Bassani fled from Ferrara after being jailed in 1943, but this is not depicted in the novel. After surviving the Holocaust, Bassani resumed his literary life in Italy, but he did not return physically to Ferrara as his characters do. The city of Ferrara acknowledges the important status that his novels grant the area, and there are contemporary discussions about building the mythical gardens depicted in this book (Courchay, Diego. “How an Italian Writer’s Imaginary Garden Became a Place of Literary Pilgrimage.” Atlas Obscura, 18 Feb. 2019).

Historical Context: Jewish Rights in Italy

During the events of the novel, the Jewish population of Italy experienced oppression that was connected to but different than that of other European Jews. Many of the discriminatory measures passed in Italy happened before Nazi intervention.
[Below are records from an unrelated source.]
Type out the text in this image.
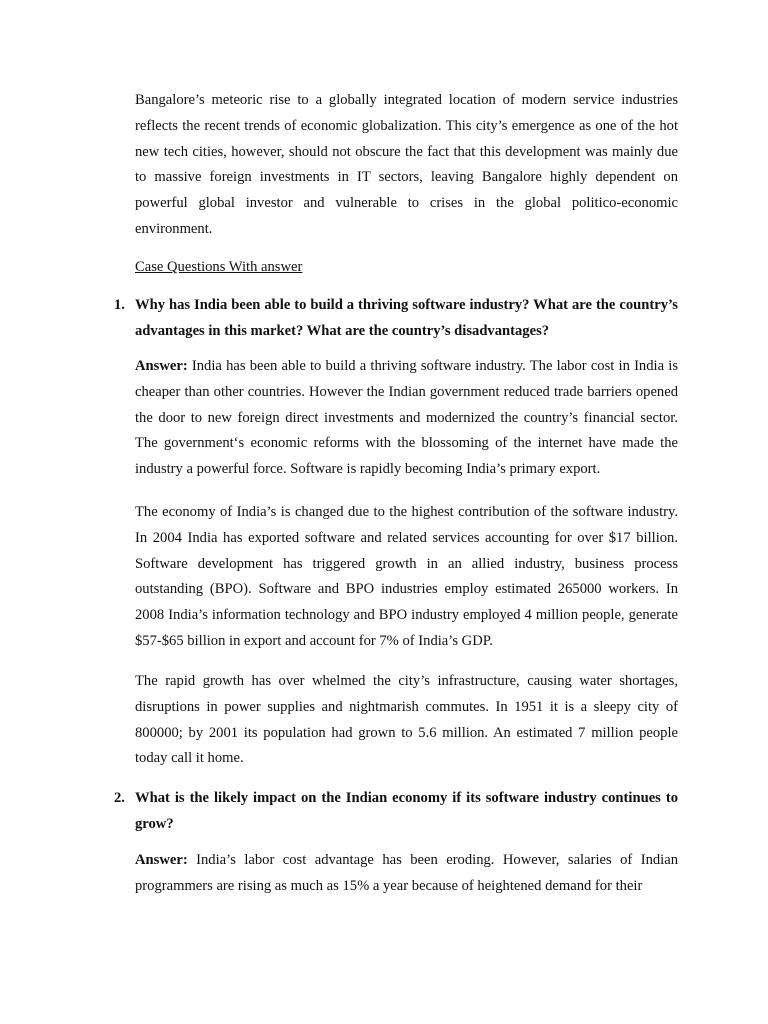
Bangalore’s meteoric rise to a globally integrated location of modern service industries reflects the recent trends of economic globalization. This city’s emergence as one of the hot new tech cities, however, should not obscure the fact that this development was mainly due to massive foreign investments in IT sectors, leaving Bangalore highly dependent on powerful global investor and vulnerable to crises in the global politico-economic environment.

Case Questions With answer

1. Why has India been able to build a thriving software industry? What are the country’s advantages in this market? What are the country’s disadvantages?

Answer: India has been able to build a thriving software industry. The labor cost in India is cheaper than other countries. However the Indian government reduced trade barriers opened the door to new foreign direct investments and modernized the country’s financial sector. The government‘s economic reforms with the blossoming of the internet have made the industry a powerful force. Software is rapidly becoming India’s primary export.

The economy of India’s is changed due to the highest contribution of the software industry. In 2004 India has exported software and related services accounting for over $17 billion. Software development has triggered growth in an allied industry, business process outstanding (BPO). Software and BPO industries employ estimated 265000 workers. In 2008 India’s information technology and BPO industry employed 4 million people, generate $57-$65 billion in export and account for 7% of India’s GDP.

The rapid growth has over whelmed the city’s infrastructure, causing water shortages, disruptions in power supplies and nightmarish commutes. In 1951 it is a sleepy city of 800000; by 2001 its population had grown to 5.6 million. An estimated 7 million people today call it home.

2. What is the likely impact on the Indian economy if its software industry continues to grow?

Answer: India’s labor cost advantage has been eroding. However, salaries of Indian programmers are rising as much as 15% a year because of heightened demand for their
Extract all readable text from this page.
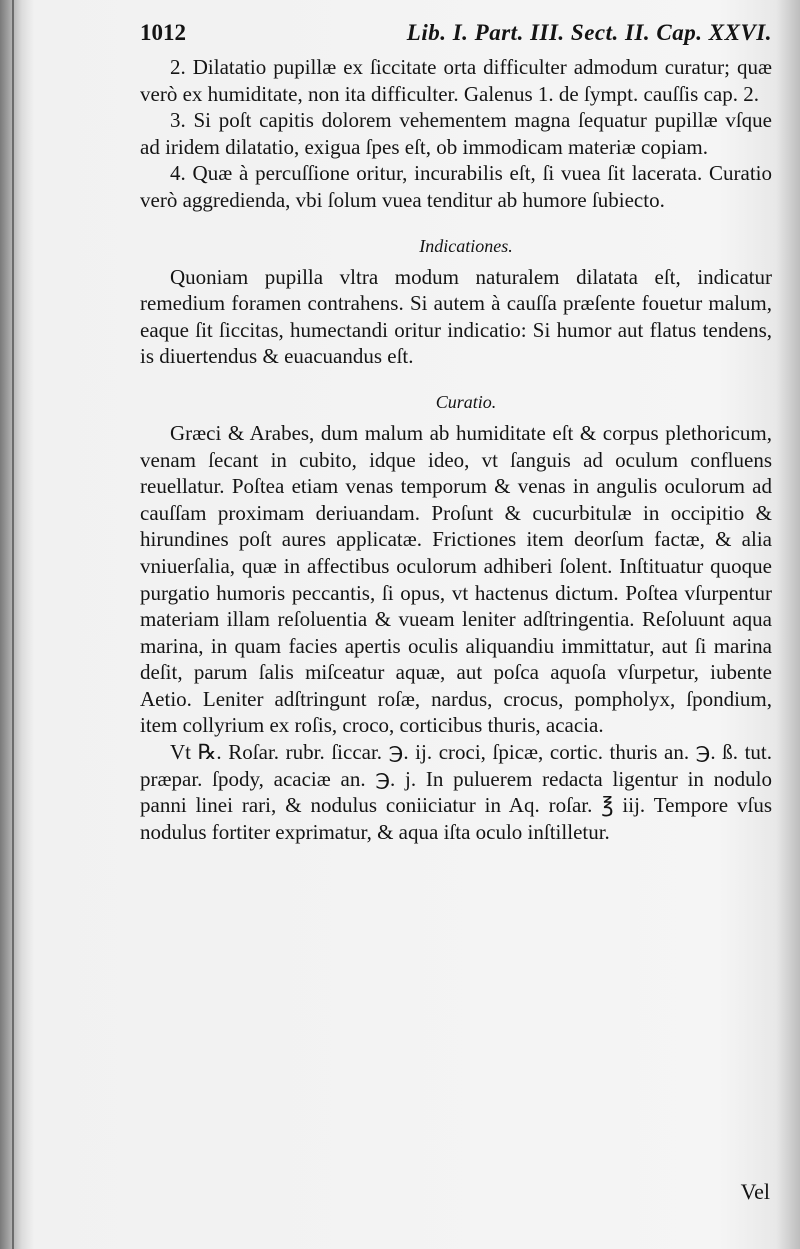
1012	Lib. I. Part. III. Sect. II. Cap. XXVI.

2. Dilatatio pupillæ ex ſiccitate orta difficulter admodum curatur; quæ verò ex humiditate, non ita difficulter. Galenus 1. de ſympt. cauſſis cap. 2.

3. Si poſt capitis dolorem vehementem magna ſequatur pupillæ vſque ad iridem dilatatio, exigua ſpes eſt, ob immodicam materiæ copiam.

4. Quæ à percuſſione oritur, incurabilis eſt, ſi vuea ſit lacerata. Curatio verò aggredienda, vbi ſolum vuea tenditur ab humore ſubiecto.

Indicationes.

Quoniam pupilla vltra modum naturalem dilatata eſt, indicatur remedium foramen contrahens. Si autem à cauſſa præſente fouetur malum, eaque ſit ſiccitas, humectandi oritur indicatio: Si humor aut flatus tendens, is diuertendus & euacuandus eſt.

Curatio.

Græci & Arabes, dum malum ab humiditate eſt & corpus plethoricum, venam ſecant in cubito, idque ideo, vt ſanguis ad oculum confluens reuellatur. Poſtea etiam venas temporum & venas in angulis oculorum ad cauſſam proximam deriuandam. Proſunt & cucurbitulæ in occipitio & hirundines poſt aures applicatæ. Frictiones item deorſum factæ, & alia vniuerſalia, quæ in affectibus oculorum adhiberi ſolent. Inſtituatur quoque purgatio humoris peccantis, ſi opus, vt hactenus dictum. Poſtea vſurpentur materiam illam reſoluentia & vueam leniter adſtringentia. Reſoluunt aqua marina, in quam facies apertis oculis aliquandiu immittatur, aut ſi marina deſit, parum ſalis miſceatur aquæ, aut poſca aquoſa vſurpetur, iubente Aetio. Leniter adſtringunt roſæ, nardus, crocus, pompholyx, ſpondium, item collyrium ex roſis, croco, corticibus thuris, acacia.

Vt ℞. Roſar. rubr. ſiccar. ℈. ij. croci, ſpicæ, cortic. thuris an. ℈. ß. tut. præpar. ſpody, acaciæ an. ℈. j. In puluerem redacta ligentur in nodulo panni linei rari, & nodulus coniiciatur in Aq. roſar. ℥ iij. Tempore vſus nodulus fortiter exprimatur, & aqua iſta oculo inſtilletur.

Vel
Jewish people were historically oppressed in the region before the unification of Italy. From the 16th century to Italian Unification in 1860, Ferrara, for example, gated off the Jewish community and, as in other places, enforced a curfew by locking them in at night (Courchay). Freedom and citizenship were granted to the Jewish population in 1860. This would have been remembered by some of those experiencing reignited oppression in the 1920s and 1930s. In 1938, the first anti-Jewish laws passed that prevented Jewish children and students from attending public or private Italian schools.

When the Council of Ministers passed the laws featured in the novel, Jewish people were very integrated into Italian society. Between World War 1 and World War 2, 43.7% of Jews married outside the religion (Zimmerman, Joshua D. “Introduction.” Jews in Italy under Fascist and Nazi Rule, 1922-1945, Cambridge University Press, 2005). The shift within the fascist party that led it to turn against its Jewish members was a surprising betrayal. In fact, the Ferrara local representative for the fascist party was a Jewish politician, Renzo Ravenna, who served from 1926 until 1938 (Courchay). Nazi Germany did not directly target Italian Jews until they occupied Italy in 1943; this is connected to many of the deaths in the novel. Before that time, it was fascist racism that oppressed Jewish people on an institutional level. While the rate of survival was higher than in other European countries, two out of every 10 Italian Jews were killed by the end of World War 2 (Zimmerman).